Inspection activity spanned thousands of outlets, including grocery stores, wholesale dealers, bakeries, dhabas and tea stalls, poultry and fish shops, hotels, dairy shops and farms, fruit and vegetable sellers, meat shops, kebab outlets, and restaurants. Distribution points, snack factories, spice units, fast food outlets, honey shops, and dairy industries were also checked.
The food items destroyed included beverages, meat, spices, chips and snacks, cooking oil and ghee, milk, bakery products, and other consumables deemed unsafe for human consumption.
Testing and special enforcement drives
The report said three large factories producing counterfeit beverages and fake milk were shut down in Pabbi, Nowshera, and the Hattar Industrial Zone in Haripur, with machinery worth millions of rupees confiscated.
At the newly established static provincial food testing laboratory, 2,813 samples were analysed, of which 738 failed quality standards.
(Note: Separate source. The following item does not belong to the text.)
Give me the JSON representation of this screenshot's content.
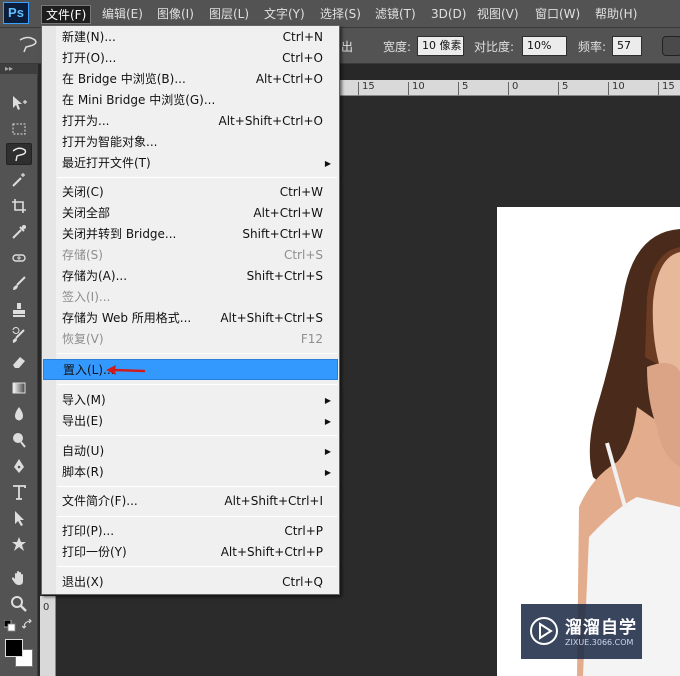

Mobile food testing laboratories examined a further 14,213 samples across the province, declaring 4,074 of them substandard.
During the year, the authority also launched eight special enforcement campaigns focusing on products such as spices, nimko, chips, bottled water, and on licensing and product registration.
Director General Wasif Saeed said the province’s first Provincial Food Testing Laboratory and Centre for Research had been established on the directives of the Government of Khyber Pakhtunkhwa. He added that most functions of the food authority had now been shifted to a digital system to enhance transparency, efficiency, and service delivery.